Algumas versões do argumento cultural podem ser descartadas de saída. Por exemplo, muitos comentaristas dos Estados Unidos se concentraram nos apelos de Trump ao racismo. Mas o racismo, de uma forma ou de outra, é característica antiga da sociedade americana e não pode nos revelar, por si só, por que seu manejo por Trump teve tamanho sucesso. Uma constante não consegue explicar uma variação.
Outras explicações são mais sofisticadas. A versão mais perfeita e ambiciosa do argumento da reação adversa cultural foi apresentada por Pippa Norris, minha colega na Escola de Governo John F. Kennedy de Harvard, e por Ronald Inglehart, da Universidade de Michigan.

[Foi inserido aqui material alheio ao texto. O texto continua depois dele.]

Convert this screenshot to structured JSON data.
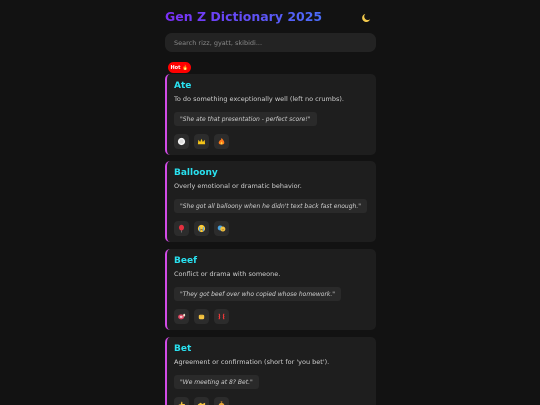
{
  "header": {
    "title": "Gen Z Dictionary 2025",
    "theme_icon": "moon-icon"
  },
  "search": {
    "placeholder": "Search rizz, gyatt, skibidi..."
  },
  "badge": {
    "label": "Hot 🔥"
  },
  "colors": {
    "accent_term": "#29e1f0",
    "card_border": "#d24be6",
    "title_gradient_start": "#7b2ff7",
    "title_gradient_end": "#4a6cf7",
    "badge": "#ff0000"
  },
  "entries": [
    {
      "term": "Ate",
      "definition": "To do something exceptionally well (left no crumbs).",
      "example": "\"She ate that presentation - perfect score!\"",
      "reactions": [
        "plate-icon",
        "crown-icon",
        "fire-icon"
      ]
    },
    {
      "term": "Balloony",
      "definition": "Overly emotional or dramatic behavior.",
      "example": "\"She got all balloony when he didn't text back fast enough.\"",
      "reactions": [
        "balloon-icon",
        "crying-face-icon",
        "theater-masks-icon"
      ]
    },
    {
      "term": "Beef",
      "definition": "Conflict or drama with someone.",
      "example": "\"They got beef over who copied whose homework.\"",
      "reactions": [
        "meat-icon",
        "fist-icon",
        "anger-icon"
      ]
    },
    {
      "term": "Bet",
      "definition": "Agreement or confirmation (short for 'you bet').",
      "example": "\"We meeting at 8? Bet.\"",
      "reactions": [
        "thumbs-up-icon",
        "handshake-icon",
        "money-bag-icon"
      ]
    }
  ]
}
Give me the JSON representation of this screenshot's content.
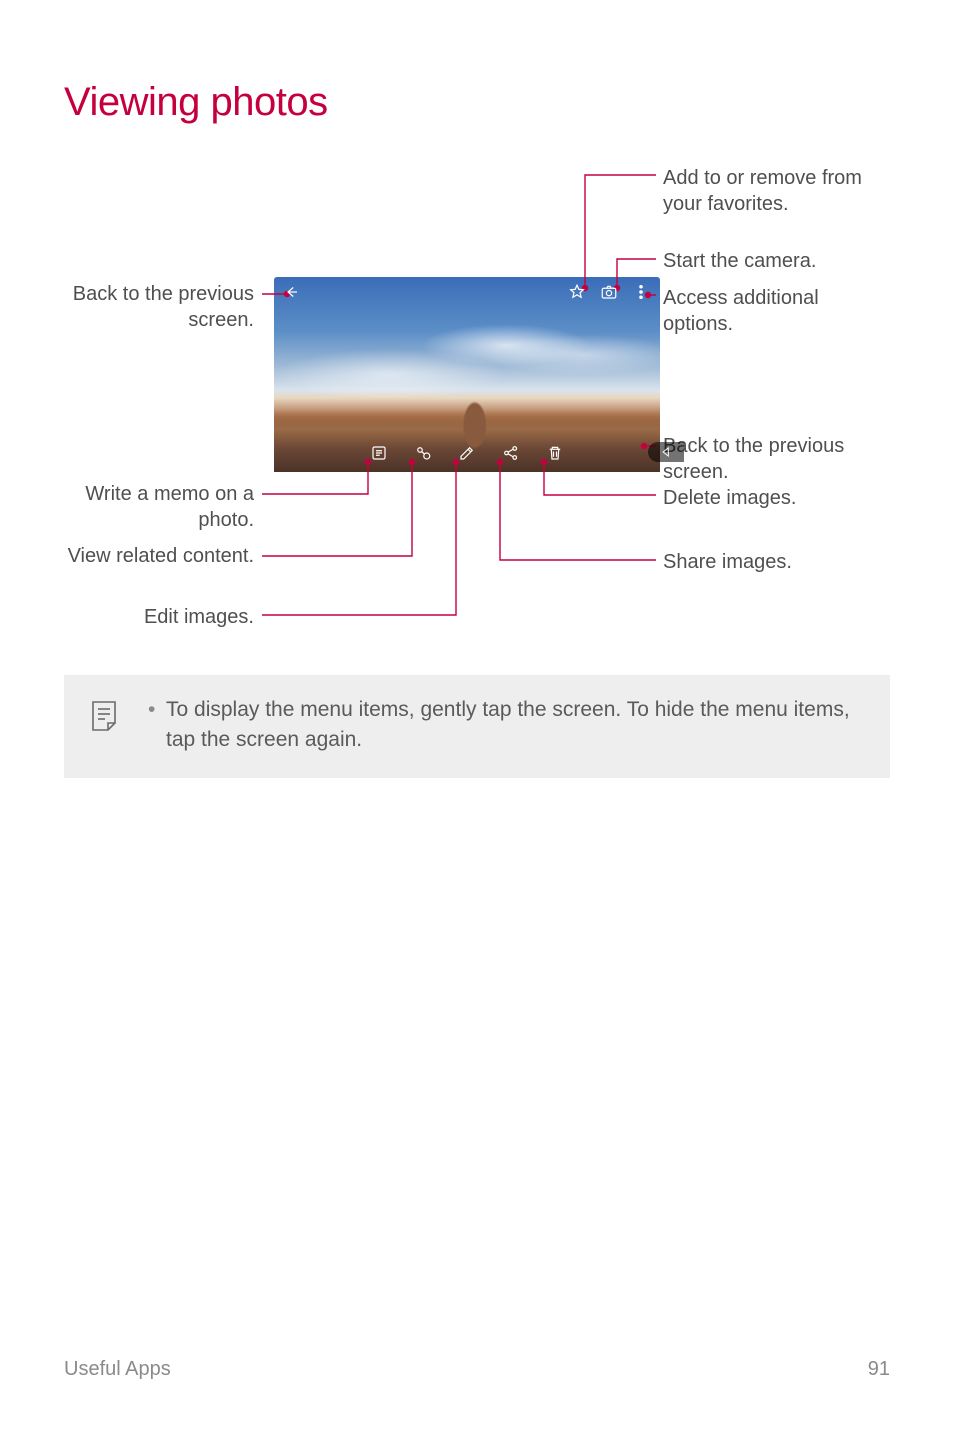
{
  "title": "Viewing photos",
  "labels": {
    "back_prev_left": "Back to the previous screen.",
    "write_memo": "Write a memo on a photo.",
    "view_related": "View related content.",
    "edit_images": "Edit images.",
    "fav": "Add to or remove from your favorites.",
    "start_camera": "Start the camera.",
    "access_options": "Access additional options.",
    "back_prev_right": "Back to the previous screen.",
    "delete": "Delete images.",
    "share": "Share images."
  },
  "note": {
    "text": "To display the menu items, gently tap the screen. To hide the menu items, tap the screen again."
  },
  "footer": {
    "section": "Useful Apps",
    "page": "91"
  }
}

Em livro recente, eles argumentam que o populismo autoritário é consequência de uma guinada geracional de valores de longo prazo.
Na medida em que as gerações mais jovens ficaram mais ricas, mais escolarizadas e mais seguras, adotaram valores "pós-materialistas" que enfatizam o secularismo, a autonomia pessoal e a diversidade, em detrimento da religiosidade, das estruturas familiares tradicionais e da conformidade. As gerações mais velhas foram isoladas - tornando-se, na prática, "estrangeiros em seu próprio país".
Will Wilkinson, do instituto de análise e pesquisa Niskanen Center, recentemente defendeu argumento semelhante, concentrando-se no papel da urbanização em especial. Wilkinson argumenta que a urbanização é um processo de triagem espacial que divide a sociedade com base não apenas no sucesso econômico como também em valores culturais. Ela cria áreas prósperas, multiculturais, de alta densidade onde predominam os valores socialmente liberais. E deixa para trás áreas rurais e centros urbanos de menor porte que são cada vez mais homogêneos em termos de conservadorismo social e de aversão à diversidade.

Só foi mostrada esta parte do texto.